Em um movimento que agitou o mercado financeiro nesta segunda-feira, o Goldman Sachs elevou a recomendação das ações da Coinbase (COIN) de “Neutro” para “Comprar”. A decisão impulsionou o valor do papel da maior exchange de criptomoedas dos Estados Unidos, que registrou uma alta superior a 7% nas negociações matinais. A reavaliação ocorre em um momento crucial, em que a empresa busca solidificar sua posição em um cenário de rápida evolução e crescente concorrência, ao mesmo tempo em que o banco de investimento sinaliza potenciais riscos de execução.
O analista James Yaro, do Goldman Sachs, justificou a mudança de rating apontando que a recente desvalorização das ações da Coinbase, que caíram 13% no último ano, representava uma oportunidade atraente de compra. O banco também elevou o preço-alvo para US$ 303, ante os US$ 294 anteriores. Essa perspectiva otimista reflete uma crença na transição da Coinbase para um modelo de crescimento mais estrutural, impulsionado por uma diversificação estratégica de seus serviços, conforme noticiado pelo TipRanks em 5 de janeiro de 2026.
A tese do Goldman Sachs se baseia na robusta escala e na força da marca Coinbase, evidenciadas por seus 9,5 milhões de usuários transacionando mensalmente e aproximadamente US$ 500 bilhões em ativos sob custódia. A empresa detém cerca de 48% da participação no mercado de exchanges de criptomoedas dos EUA, o que, segundo o analista, sustenta um crescimento de receita anual acima da média, estimado em 12% entre 2025 e 2027, superando a média de 8% dos concorrentes.
Ajuste de rating e o cenário de risco
A elevação da Coinbase pelo Goldman Sachs surge em um contexto de transformação para a plataforma.
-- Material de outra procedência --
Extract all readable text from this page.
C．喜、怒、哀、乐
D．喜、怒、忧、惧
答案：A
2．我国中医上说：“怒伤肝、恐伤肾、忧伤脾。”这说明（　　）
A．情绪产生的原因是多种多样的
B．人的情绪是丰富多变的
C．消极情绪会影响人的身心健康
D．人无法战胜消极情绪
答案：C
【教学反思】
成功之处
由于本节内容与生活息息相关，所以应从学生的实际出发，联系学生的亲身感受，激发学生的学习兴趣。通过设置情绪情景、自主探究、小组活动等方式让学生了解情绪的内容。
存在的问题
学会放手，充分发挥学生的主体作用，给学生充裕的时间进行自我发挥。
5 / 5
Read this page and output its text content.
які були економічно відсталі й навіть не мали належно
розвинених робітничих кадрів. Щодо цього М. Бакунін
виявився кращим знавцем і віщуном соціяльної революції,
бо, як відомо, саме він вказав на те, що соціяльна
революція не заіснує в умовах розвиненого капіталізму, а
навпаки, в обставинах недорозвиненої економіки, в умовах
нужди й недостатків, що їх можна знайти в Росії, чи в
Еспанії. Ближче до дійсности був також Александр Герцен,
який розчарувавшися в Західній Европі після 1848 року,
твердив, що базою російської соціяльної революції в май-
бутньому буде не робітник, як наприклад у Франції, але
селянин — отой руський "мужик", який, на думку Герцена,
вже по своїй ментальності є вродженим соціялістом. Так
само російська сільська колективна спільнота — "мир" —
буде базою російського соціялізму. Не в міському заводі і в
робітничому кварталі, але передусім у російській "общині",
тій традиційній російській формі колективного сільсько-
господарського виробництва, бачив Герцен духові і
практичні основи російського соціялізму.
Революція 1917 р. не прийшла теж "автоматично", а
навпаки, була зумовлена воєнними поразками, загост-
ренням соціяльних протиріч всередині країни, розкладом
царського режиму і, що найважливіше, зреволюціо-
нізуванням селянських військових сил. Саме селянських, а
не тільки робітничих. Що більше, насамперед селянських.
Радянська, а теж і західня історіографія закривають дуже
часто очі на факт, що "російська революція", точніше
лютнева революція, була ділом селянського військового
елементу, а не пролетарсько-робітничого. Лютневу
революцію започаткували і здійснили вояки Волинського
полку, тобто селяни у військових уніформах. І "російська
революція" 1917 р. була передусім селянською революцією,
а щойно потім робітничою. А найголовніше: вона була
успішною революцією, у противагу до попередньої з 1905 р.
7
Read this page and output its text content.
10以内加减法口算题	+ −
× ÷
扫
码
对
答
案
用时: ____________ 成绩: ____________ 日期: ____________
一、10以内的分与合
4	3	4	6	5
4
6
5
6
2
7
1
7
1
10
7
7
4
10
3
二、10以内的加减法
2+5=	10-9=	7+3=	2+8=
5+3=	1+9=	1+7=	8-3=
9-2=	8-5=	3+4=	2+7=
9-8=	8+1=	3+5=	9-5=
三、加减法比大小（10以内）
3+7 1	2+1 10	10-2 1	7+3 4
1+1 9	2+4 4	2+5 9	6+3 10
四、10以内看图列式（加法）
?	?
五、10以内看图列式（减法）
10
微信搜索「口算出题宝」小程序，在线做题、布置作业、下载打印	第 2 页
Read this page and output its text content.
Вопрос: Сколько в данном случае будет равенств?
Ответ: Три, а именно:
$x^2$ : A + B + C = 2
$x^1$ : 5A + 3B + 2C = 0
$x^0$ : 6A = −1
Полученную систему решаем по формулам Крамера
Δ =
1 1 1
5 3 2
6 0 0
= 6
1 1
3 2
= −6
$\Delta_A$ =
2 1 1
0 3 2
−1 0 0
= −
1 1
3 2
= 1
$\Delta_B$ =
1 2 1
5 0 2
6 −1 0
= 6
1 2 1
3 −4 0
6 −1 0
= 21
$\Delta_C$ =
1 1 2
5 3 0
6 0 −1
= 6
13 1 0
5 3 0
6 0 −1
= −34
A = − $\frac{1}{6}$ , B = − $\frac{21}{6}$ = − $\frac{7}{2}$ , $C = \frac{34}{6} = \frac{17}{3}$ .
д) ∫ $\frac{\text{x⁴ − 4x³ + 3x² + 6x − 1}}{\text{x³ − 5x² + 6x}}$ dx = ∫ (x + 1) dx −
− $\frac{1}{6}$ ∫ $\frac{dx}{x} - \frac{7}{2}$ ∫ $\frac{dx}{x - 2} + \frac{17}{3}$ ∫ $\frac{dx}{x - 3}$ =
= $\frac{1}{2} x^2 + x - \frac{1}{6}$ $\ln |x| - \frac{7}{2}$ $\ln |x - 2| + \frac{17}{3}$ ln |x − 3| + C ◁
O banco destaca a mudança para um crescimento estrutural, impulsionado por um crescente negócio de derivativos, infraestruturas de criptoativos robustas e novos produtos de crescimento secular, como tokenização e mercados de previsão. Em dezembro de 2025, a Coinbase lançou uma expansão de ofertas que incluiu negociação de ações nos EUA, além de serviços de corretagem, banco de consumo e gestão de patrimônio, melhorando sua competitividade.
Apesar do otimismo, o Goldman Sachs não ignora os riscos inerentes ao setor e à própria operação da Coinbase. A concorrência crescente é uma preocupação notável, exemplificada pela decisão do banco de rebaixar a eToro para “Neutro” simultaneamente, citando a intensificação da competição em seus mercados e produtos centrais. Isso pode levar a maiores custos de aquisição de clientes e pressionar os preços, complicando a expansão planejada da eToro nos EUA.
Competição acirrada e desafios operacionais
Os riscos de execução para a Coinbase incluem a volatilidade inerente ao mercado de criptoativos e a complexidade de navegar em um ambiente regulatório em constante mudança. Embora o Goldman Sachs preveja um cenário regulatório mais claro nos EUA em 2026, com a possível aprovação de legislação que defina o arcabouço para ativos tokenizados, a incerteza regulatória ainda é vista como uma barreira significativa para a participação institucional. Além disso, a alta volatilidade das ações da Coinbase (beta de 5,46) e o Beneish M-Score, que sugere potencial manipulação financeira, são fatores que investidores devem considerar.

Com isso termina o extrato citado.